Before the Northern Pontic area fell into the lap of the Russian Empire, there was no known nomadic archeology to contend with. And only when the spectacular kurgans and their contents became known in the West, the question of their attribution came to the attention of the Western scientists. Archeological excavations in the 19th c. have shown that Herodotus and other historians faithfully recorded specks of the Eurasian peoples' history. Archeological excavations created a tremendous opportunity to analyze and absorb the newly found predecessors into the “we-world” of the then Western Europe.
Early in the 19th c., Heinrich Julius von Klaproth (1783-1835) was commissioned for ethnographic expedition to the recently seized portions of the N. Caucasus, in 1812-14 he published “Reise in den Kaukasus und nach Georgien unternommen in den Jahren 1807 und 1808” (I-II, Halle and Berlin, 1812-14) with an appendix, entitled “Kaukasische Sprachen”, where for the first time von Klaproth formulated a hypothesis of Scytho-Sarmatian origin of the Ossetic language. At that time, the Georgian term Ovs covered numerous tribes north of Georgia, including the Trkic Balkars and Karachais, called Ases by the Irons and Digors. In his work, von Klaproth completed the sequence Scytho-Sarmatians> Alans > Ossetes (“Memoire dans lequel on prouve 1'identite des Ossetes, peuplade du Caucase, avec les Alains du moyen-age” (“Nouvelles annales des voyages No 16”, 1822, pp. 243-56).
K. Zeiss furthered that hypothesis with a publication in 1837; based on the religion and territory of the Persians, and common Scythian and Persian words, he suggested to identify Scythians with the Persian-lingual tribes. The sequence was completed by the prolific writer count Vs. Miller and philologist V.I. Abaev (Abaev V.I., 1949, “Ossetian language and folklore”, Moscow-Leningrad). The Scytho-Osseto-Iranian Theory was officially canonized in the USSR, with a corollary that the Trkic people in Europe were a mass of invaders asking for ethnical cleansing. At the end of the WWII war, in preparation of a campaign against Persia and Turkey, all Muslim “invader” peoples were deported from the Caucasus and Crimea, taken from their paradise valley homes to the cattle cars, and dumped in the Kazakhstan semi-desert.
V.I.Abaev's work was introduced in the western linguistical publications, and his conclusions were widely accepted by the Western linguistics, although his work has never been translated into the western languages. The greatest pearls of the V.I. Abaev's book did not gain linguistic appreciation: that Ossetic lexicon is 80% non-IE, that only about 10% of the Ossetic lexicon belongs to the Iranian family [Abaev V.I., 1949, “Ossetian language and folklore” p.103: “Hence we have about % of elucidated Indo-European words (i.e. 10% Iranian IE and 10% non-Iranian IE - author).... from the major languages of the Near East Asia: Arabian, Persian, Turkic and Georgian...the number of these words also reaches 800 (20 %).
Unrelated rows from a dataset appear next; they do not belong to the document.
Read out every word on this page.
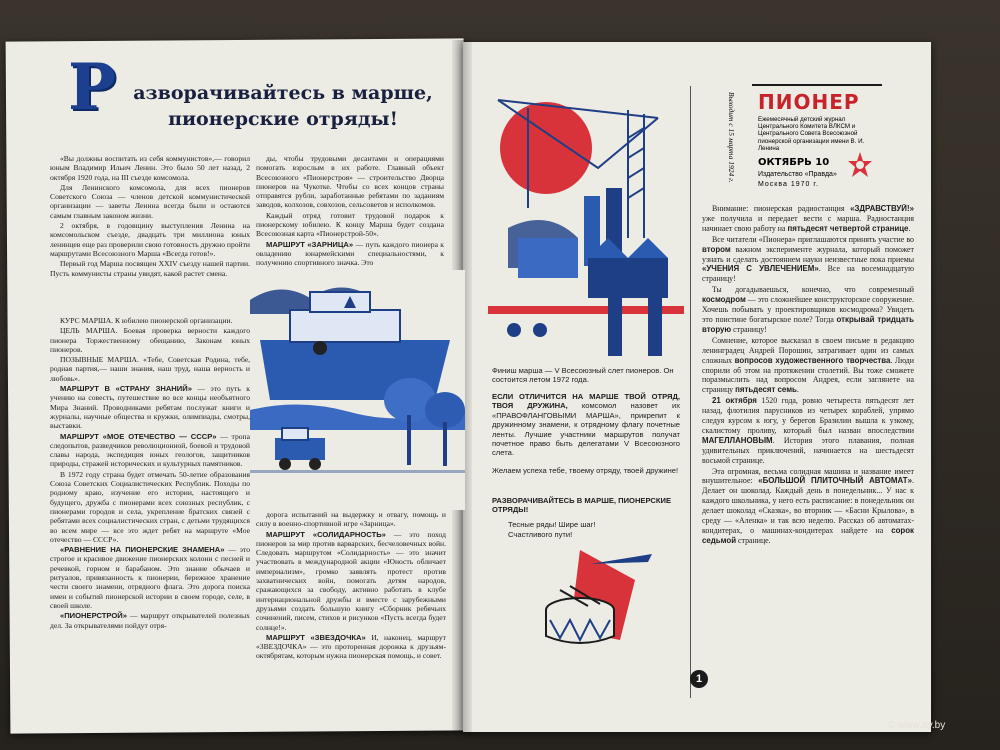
Р азворачивайтесь в марше, пионерские отряды!

«Вы должны воспитать из себя коммунистов»,— говорил юным Владимир Ильич Ленин. Это было 50 лет назад, 2 октября 1920 года, на III съезде комсомола.

Для Ленинского комсомола, для всех пионеров Советского Союза — членов детской коммунистической организации — заветы Ленина всегда были и остаются самым главным законом жизни.

2 октября, в годовщину выступления Ленина на комсомольском съезде, двадцать три миллиона юных ленинцев еще раз проверили свою готовность дружно пройти маршрутами Всесоюзного Марша «Всегда готов!».

Первый год Марша посвящен XXIV съезду нашей партии. Пусть коммунисты страны увидят, какой растет смена.

КУРС МАРША. К юбилею пионерской организации.

ЦЕЛЬ МАРША. Боевая проверка верности каждого пионера Торжественному обещанию, Законам юных пионеров.

ПОЗЫВНЫЕ МАРША. «Тебе, Советская Родина, тебе, родная партия,— наши знания, наш труд, наша верность и любовь».

МАРШРУТ В «СТРАНУ ЗНАНИЙ» — это путь к учению на совесть, путешествие во все концы необъятного Мира Знаний. Проводниками ребятам послужат книги и журналы, научные общества и кружки, олимпиады, смотры, выставки.

МАРШРУТ «МОЕ ОТЕЧЕСТВО — СССР» — тропа следопытов, разведчиков революционной, боевой и трудовой славы народа, экспедиция юных геологов, защитников природы, стражей исторических и культурных памятников.

В 1972 году страна будет отмечать 50-летие образования Союза Советских Социалистических Республик. Походы по родному краю, изучение его истории, настоящего и будущего, дружба с пионерами всех союзных республик, с пионерами городов и села, укрепление братских связей с ребятами всех социалистических стран, с детьми трудящихся во всем мире — все это ждет ребят на маршруте «Мое отечество — СССР».

«РАВНЕНИЕ НА ПИОНЕРСКИЕ ЗНАМЕНА» — это строгое и красивое движение пионерских колонн с песней и речевкой, горном и барабаном. Это знание обычаев и ритуалов, привязанность к пионерии, бережное хранение чести своего знамени, отрядного флага. Это дорога поиска имен и событий пионерской истории в своем городе, селе, в своей школе.

«ПИОНЕРСТРОЙ» — маршрут открывателей полезных дел. За открывателями пойдут отря-

ды, чтобы трудовыми десантами и операциями помогать взрослым в их работе. Главный объект Всесоюзного «Пионерстроя» — строительство Дворца пионеров на Чукотке. Чтобы со всех концов страны отправятся рубли, заработанные ребятами по заданиям заводов, колхозов, совхозов, сельсоветов и исполкомов.

Каждый отряд готовит трудовой подарок к пионерскому юбилею. К концу Марша будет создана Всесоюзная карта «Пионерстрой-50».

МАРШРУТ «ЗАРНИЦА» — путь каждого пионера к овладению юнармейскими специальностями, к получению спортивного значка. Это

дорога испытаний на выдержку и отвагу, помощь и силу в военно-спортивной игре «Зарница».

МАРШРУТ «СОЛИДАРНОСТЬ» — это поход пионеров за мир против варварских, бесчеловечных войн. Следовать маршрутом «Солидарность» — это значит участвовать в международной акции «Юность обличает империализм», громко заявлять протест против захватнических войн, помогать детям народов, сражающихся за свободу, активно работать в клубе интернациональной дружбы и вместе с зарубежными друзьями создать большую книгу «Сборник ребячьих сочинений, писем, стихов и рисунков «Пусть всегда будет солнце!».

МАРШРУТ «ЗВЕЗДОЧКА» И, наконец, маршрут «ЗВЕЗДОЧКА» — это проторенная дорожка к друзьям-октябрятам, которым нужна пионерская помощь, и совет.

Финиш марша — V Всесоюзный слет пионеров. Он состоится летом 1972 года.
ЕСЛИ ОТЛИЧИТСЯ НА МАРШЕ ТВОЙ ОТРЯД, ТВОЯ ДРУЖИНА, комсомол назовет их «ПРАВОФЛАНГОВЫМИ МАРША», прикрепит к дружинному знамени, к отрядному флагу почетные ленты. Лучшие участники маршрутов получат почетное право быть делегатами V Всесоюзного слета.
Желаем успеха тебе, твоему отряду, твоей дружине!
РАЗВОРАЧИВАЙТЕСЬ В МАРШЕ, ПИОНЕРСКИЕ ОТРЯДЫ!
Тесные ряды! Шире шаг!
Счастливого пути!
1
Выходит с 15 марта 1924 г. ПИОНЕР
Ежемесячный детский журнал Центрального Комитета ВЛКСМ и Центрального Совета Всесоюзной пионерской организации имени В. И. Ленина
ОКТЯБРЬ 10
Издательство «Правда»
Москва 1970 г.

Внимание: пионерская радиостанция «ЗДРАВСТВУЙ!» уже получила и передает вести с марша. Радиостанция начинает свою работу на пятьдесят четвертой странице.

Все читатели «Пионера» приглашаются принять участие во втором важном эксперименте журнала, который поможет узнать и сделать достоянием науки неизвестные пока приемы «УЧЕНИЯ С УВЛЕЧЕНИЕМ». Все на восемнадцатую страницу!

Ты догадываешься, конечно, что современный космодром — это сложнейшее конструкторское сооружение. Хочешь побывать у проектировщиков космодрома? Увидеть это поистине богатырское поле? Тогда открывай тридцать вторую страницу!

Сомнение, которое высказал в своем письме в редакцию ленинградец Андрей Порошин, затрагивает один из самых сложных вопросов художественного творчества. Люди спорили об этом на протяжении столетий. Вы тоже сможете поразмыслить над вопросом Андрея, если заглянете на страницу пятьдесят семь.

21 октября 1520 года, ровно четыреста пятьдесят лет назад, флотилия парусников из четырех кораблей, упрямо следуя курсом к югу, у берегов Бразилии вышла к узкому, скалистому проливу, который был назван впоследствии МАГЕЛЛАНОВЫМ. История этого плавания, полная удивительных приключений, начинается на шестьдесят восьмой странице.

Эта огромная, весьма солидная машина и название имеет внушительное: «БОЛЬШОЙ ПЛИТОЧНЫЙ АВТОМАТ». Делает он шоколад. Каждый день в понедельник... У нас к каждого школьника, у него есть расписание: в понедельник он делает шоколад «Сказка», во вторник — «Басни Крылова», в среду — «Аленка» и так всю неделю. Рассказ об автоматах-кондитерах, о машинах-кондитерах найдете на сорок седьмой странице.

© www.ay.by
Accepting for the remaining somehow "elucidated" words the maximal figure of 400 (another 10 %), we still have about 2000 words remaining, i.e. 50% of the dictionary not touched by the linguistic analysis (i.e. the Caucasian languages, specifically the local language of the deported and not mentionable Nakhs-“Chechens” NK)”], that the key linguistic properties of phonology [Abaev V.I., 1949,“Ossetian language and folklore” p. 25: “For the Indo-European languages these (OssetianNK) phonemes are alien”; p.96 “from the different angles, we witness that the correct presentation of the Ossetian phonetics cannot be made while ignoring the Caucasian-Japhetic (i.e. non-IE - NK) phonetic facts.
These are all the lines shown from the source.